In today’s society we are facing more and more challenges with antibiotic resistance in the medical field. There are many factors that come into play that influence this obstacle. In this class we have learned about six different pathogens that fall into an antibiotic resistant category and they are known as ESKAPE pathogens. The pathogens that put this name together are; Enterococcus faecium, Staphylococcus aureus, Klebsiella pneumonia, Acinetobacter baumannii, Pseudomonas aeruginosa and Enterobacter species. We have available to us microbes, that are considered “safe cousins” to these dangerous antibiotic resistant pathogens, of which we can use to test potential antibiotic microbes against to see if there is any chance of prohibiting the growth of these pathogens. The way we are to collect such potential candidates are through soil samples that we collect from diverse areas. Once we document where our sample of dirt came from, we are to perform a serial dilution so that we can obtain pure cultures of the different microbes that are within our sample. Once we are able to differentiate between different microbial colonies on our diluted agar plates, we are to pick out 4-6 potential candidates that we will perform a series of tests to determine if they have any antibiotic characteristics.
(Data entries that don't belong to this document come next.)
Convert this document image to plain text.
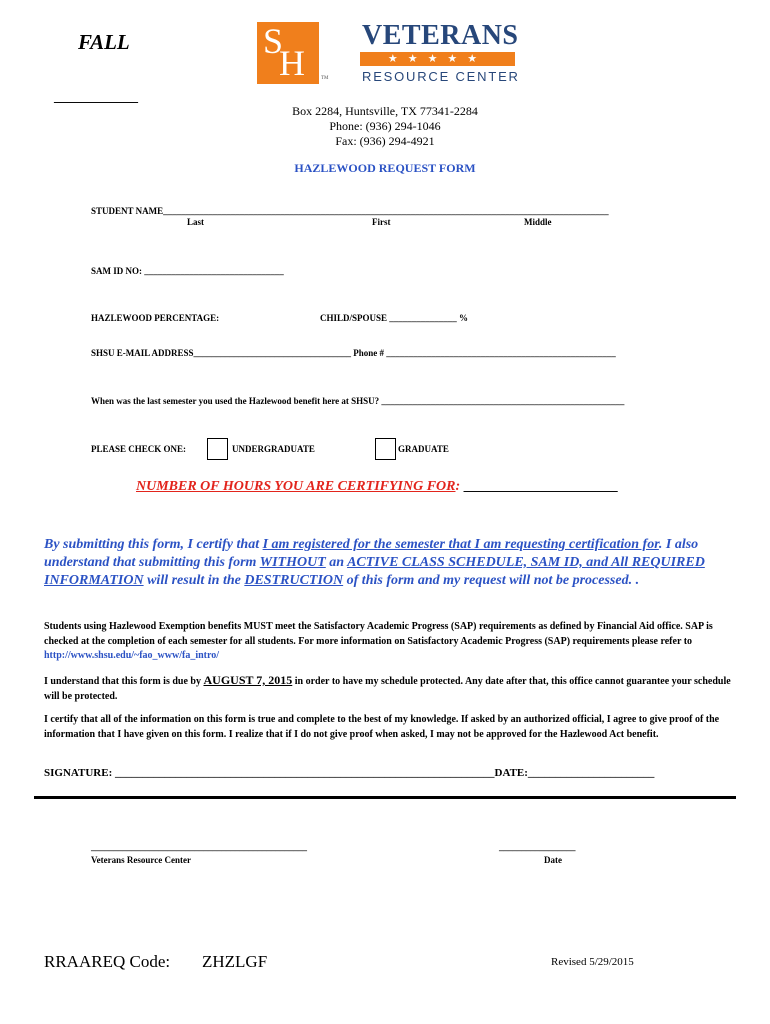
FALL
____________
S
H	TM
VETERANS
★★★★★
RESOURCE CENTER
Box 2284, Huntsville, TX 77341-2284
Phone: (936) 294-1046
Fax: (936) 294-4921
HAZLEWOOD REQUEST FORM
STUDENT NAME___________________________________________________________________________________________________
Last	First	Middle
SAM ID NO: _______________________________
HAZLEWOOD PERCENTAGE:	CHILD/SPOUSE _______________ %
SHSU E-MAIL ADDRESS___________________________________ Phone # ___________________________________________________
When was the last semester you used the Hazlewood benefit here at SHSU? ______________________________________________________
PLEASE CHECK ONE:	UNDERGRADUATE	GRADUATE
NUMBER OF HOURS YOU ARE CERTIFYING FOR: ______________________
By submitting this form, I certify that I am registered for the semester that I am requesting certification for. I also understand that submitting this form WITHOUT an ACTIVE CLASS SCHEDULE, SAM ID, and All REQUIRED INFORMATION will result in the DESTRUCTION of this form and my request will not be processed. .
Students using Hazlewood Exemption benefits MUST meet the Satisfactory Academic Progress (SAP) requirements as defined by Financial Aid office. SAP is checked at the completion of each semester for all students. For more information on Satisfactory Academic Progress (SAP) requirements please refer to http://www.shsu.edu/~fao_www/fa_intro/
I understand that this form is due by AUGUST 7, 2015 in order to have my schedule protected. Any date after that, this office cannot guarantee your schedule will be protected.
I certify that all of the information on this form is true and complete to the best of my knowledge. If asked by an authorized official, I agree to give proof of the information that I have given on this form. I realize that if I do not give proof when asked, I may not be approved for the Hazlewood Act benefit.
SIGNATURE: _____________________________________________________________________DATE:_______________________
________________________________________________
Veterans Resource Center
_________________
Date
RRAAREQ Code: ZHZLGF	Revised 5/29/2015
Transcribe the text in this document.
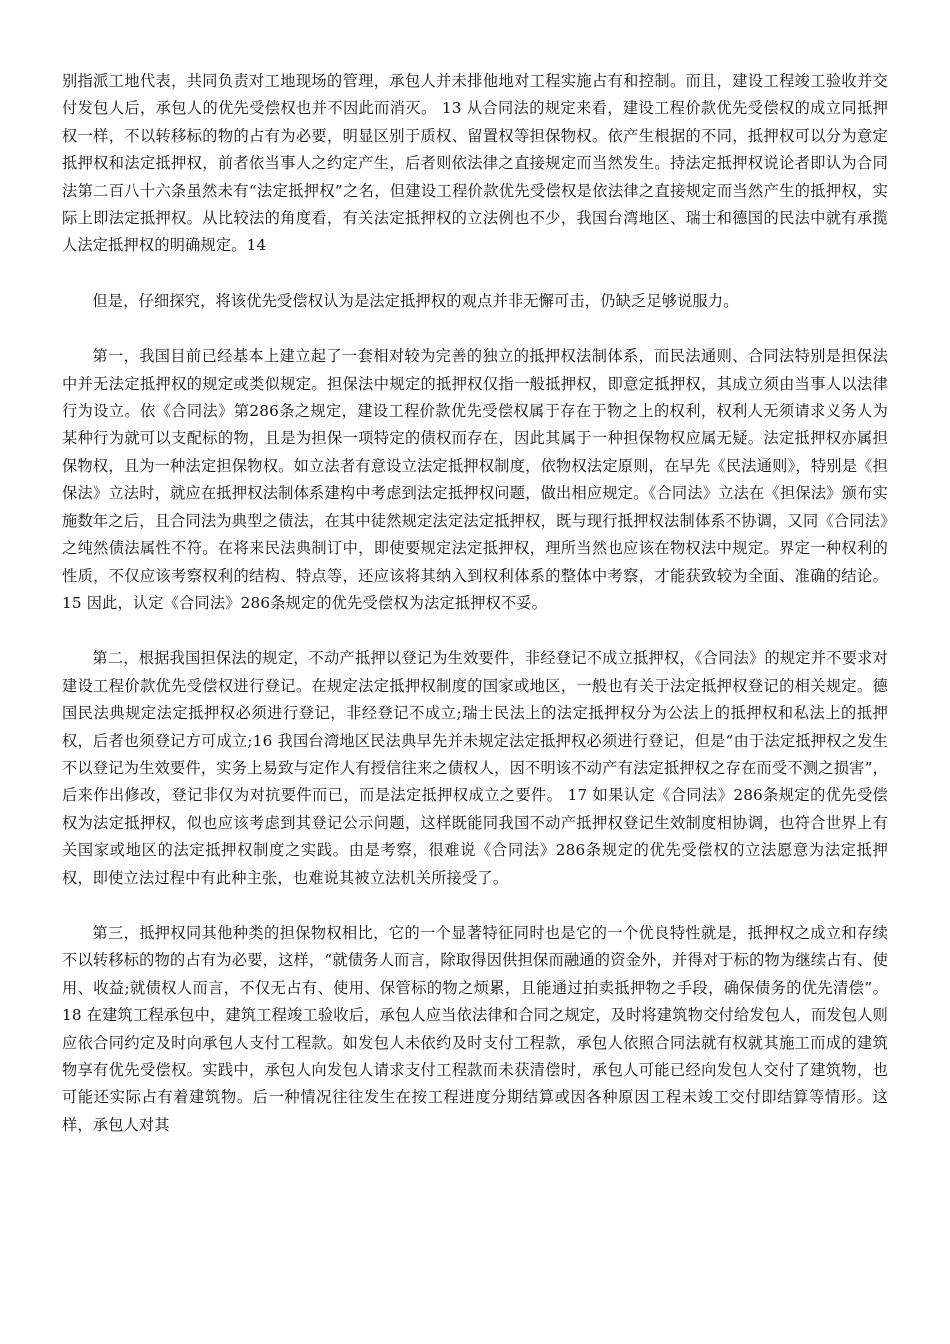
别指派工地代表，共同负责对工地现场的管理，承包人并未排他地对工程实施占有和控制。而且，建设工程竣工验收并交付发包人后，承包人的优先受偿权也并不因此而消灭。 13 从合同法的规定来看，建设工程价款优先受偿权的成立同抵押权一样，不以转移标的物的占有为必要，明显区别于质权、留置权等担保物权。依产生根据的不同，抵押权可以分为意定抵押权和法定抵押权，前者依当事人之约定产生，后者则依法律之直接规定而当然发生。持法定抵押权说论者即认为合同法第二百八十六条虽然未有“法定抵押权”之名，但建设工程价款优先受偿权是依法律之直接规定而当然产生的抵押权，实际上即法定抵押权。从比较法的角度看，有关法定抵押权的立法例也不少，我国台湾地区、瑞士和德国的民法中就有承揽人法定抵押权的明确规定。14

但是，仔细探究，将该优先受偿权认为是法定抵押权的观点并非无懈可击，仍缺乏足够说服力。

第一，我国目前已经基本上建立起了一套相对较为完善的独立的抵押权法制体系，而民法通则、合同法特别是担保法中并无法定抵押权的规定或类似规定。担保法中规定的抵押权仅指一般抵押权，即意定抵押权，其成立须由当事人以法律行为设立。依《合同法》第286条之规定，建设工程价款优先受偿权属于存在于物之上的权利，权利人无须请求义务人为某种行为就可以支配标的物，且是为担保一项特定的债权而存在，因此其属于一种担保物权应属无疑。法定抵押权亦属担保物权，且为一种法定担保物权。如立法者有意设立法定抵押权制度，依物权法定原则，在早先《民法通则》，特别是《担保法》立法时，就应在抵押权法制体系建构中考虑到法定抵押权问题，做出相应规定。《合同法》立法在《担保法》颁布实施数年之后，且合同法为典型之债法，在其中徒然规定法定法定抵押权，既与现行抵押权法制体系不协调，又同《合同法》之纯然债法属性不符。在将来民法典制订中，即使要规定法定抵押权，理所当然也应该在物权法中规定。界定一种权利的性质，不仅应该考察权利的结构、特点等，还应该将其纳入到权利体系的整体中考察，才能获致较为全面、准确的结论。15 因此，认定《合同法》286条规定的优先受偿权为法定抵押权不妥。

第二，根据我国担保法的规定，不动产抵押以登记为生效要件，非经登记不成立抵押权，《合同法》的规定并不要求对建设工程价款优先受偿权进行登记。在规定法定抵押权制度的国家或地区，一般也有关于法定抵押权登记的相关规定。德国民法典规定法定抵押权必须进行登记，非经登记不成立;瑞士民法上的法定抵押权分为公法上的抵押权和私法上的抵押权，后者也须登记方可成立;16 我国台湾地区民法典早先并未规定法定抵押权必须进行登记，但是“由于法定抵押权之发生不以登记为生效要件，实务上易致与定作人有授信往来之债权人，因不明该不动产有法定抵押权之存在而受不测之损害”，后来作出修改，登记非仅为对抗要件而已，而是法定抵押权成立之要件。 17 如果认定《合同法》286条规定的优先受偿权为法定抵押权，似也应该考虑到其登记公示问题，这样既能同我国不动产抵押权登记生效制度相协调，也符合世界上有关国家或地区的法定抵押权制度之实践。由是考察，很难说《合同法》286条规定的优先受偿权的立法愿意为法定抵押权，即使立法过程中有此种主张，也难说其被立法机关所接受了。

第三，抵押权同其他种类的担保物权相比，它的一个显著特征同时也是它的一个优良特性就是，抵押权之成立和存续不以转移标的物的占有为必要，这样，“就债务人而言，除取得因供担保而融通的资金外，并得对于标的物为继续占有、使用、收益;就债权人而言，不仅无占有、使用、保管标的物之烦累，且能通过拍卖抵押物之手段，确保债务的优先清偿”。 18 在建筑工程承包中，建筑工程竣工验收后，承包人应当依法律和合同之规定，及时将建筑物交付给发包人，而发包人则应依合同约定及时向承包人支付工程款。如发包人未依约及时支付工程款，承包人依照合同法就有权就其施工而成的建筑物享有优先受偿权。实践中，承包人向发包人请求支付工程款而未获清偿时，承包人可能已经向发包人交付了建筑物，也可能还实际占有着建筑物。后一种情况往往发生在按工程进度分期结算或因各种原因工程未竣工交付即结算等情形。这样，承包人对其
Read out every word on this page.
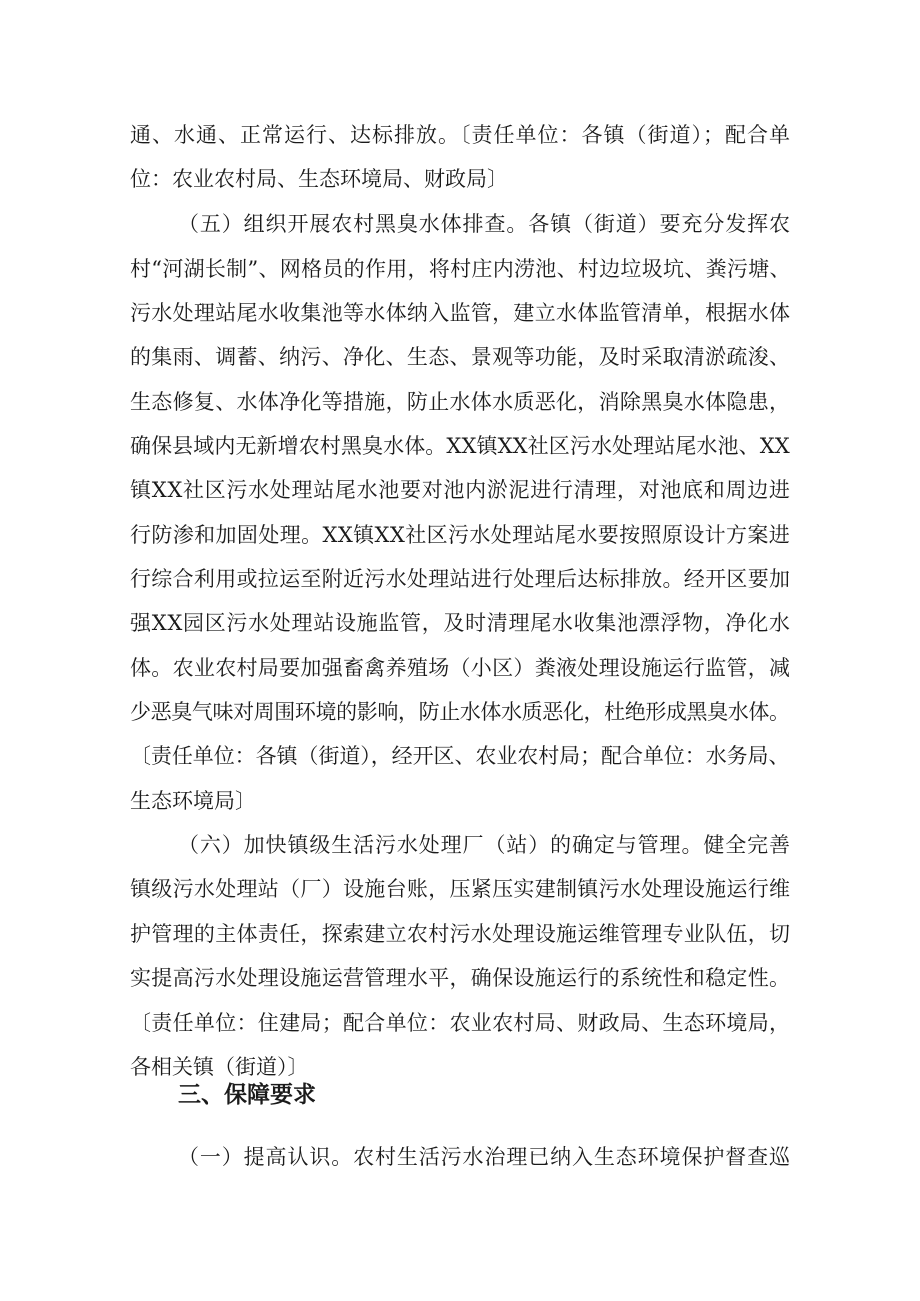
通、水通、正常运行、达标排放。〔责任单位：各镇（街道）；配合单
位：农业农村局、生态环境局、财政局〕
（五）组织开展农村黑臭水体排查。各镇（街道）要充分发挥农
村“河湖长制”、网格员的作用，将村庄内涝池、村边垃圾坑、粪污塘、
污水处理站尾水收集池等水体纳入监管，建立水体监管清单，根据水体
的集雨、调蓄、纳污、净化、生态、景观等功能，及时采取清淤疏浚、
生态修复、水体净化等措施，防止水体水质恶化，消除黑臭水体隐患，
确保县域内无新增农村黑臭水体。XX镇XX社区污水处理站尾水池、XX
镇XX社区污水处理站尾水池要对池内淤泥进行清理，对池底和周边进
行防渗和加固处理。XX镇XX社区污水处理站尾水要按照原设计方案进
行综合利用或拉运至附近污水处理站进行处理后达标排放。经开区要加
强XX园区污水处理站设施监管，及时清理尾水收集池漂浮物，净化水
体。农业农村局要加强畜禽养殖场（小区）粪液处理设施运行监管，减
少恶臭气味对周围环境的影响，防止水体水质恶化，杜绝形成黑臭水体。
〔责任单位：各镇（街道），经开区、农业农村局；配合单位：水务局、
生态环境局〕
（六）加快镇级生活污水处理厂（站）的确定与管理。健全完善
镇级污水处理站（厂）设施台账，压紧压实建制镇污水处理设施运行维
护管理的主体责任，探索建立农村污水处理设施运维管理专业队伍，切
实提高污水处理设施运营管理水平，确保设施运行的系统性和稳定性。
〔责任单位：住建局；配合单位：农业农村局、财政局、生态环境局，
各相关镇（街道）〕
三、保障要求
（一）提高认识。农村生活污水治理已纳入生态环境保护督查巡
Once we get a good set of candidates we test them against the “safe cousins” of the ESKAPE pathogens. We call them tester strains. The way we do this is to plate our candidates with a lawn of growth of each individual tester strains to see if there is any inhibition of growth around your candidates, which will determine if they contain any antibiotics against the tester strains. If we are able to see any zones of inhibition around any of our chosen microbes from the dirt sample against any one of the tester strains, then we will know if we have any solid candidates for antibiotics. We will then choose the best candidate based on this test to do further testing including; differential staining techniques, polymerase chain reaction (PCR) sequencing, catalase reactions, oxidase reactions, and anaerobic/aerobic reactions. These further tests will give us more information about the microbe we are dealing with so that we can put together a solid conclusion about what we have found so that we may be able to contribute to new discoveries of antibiotics to fight the pathogens we may face in the future.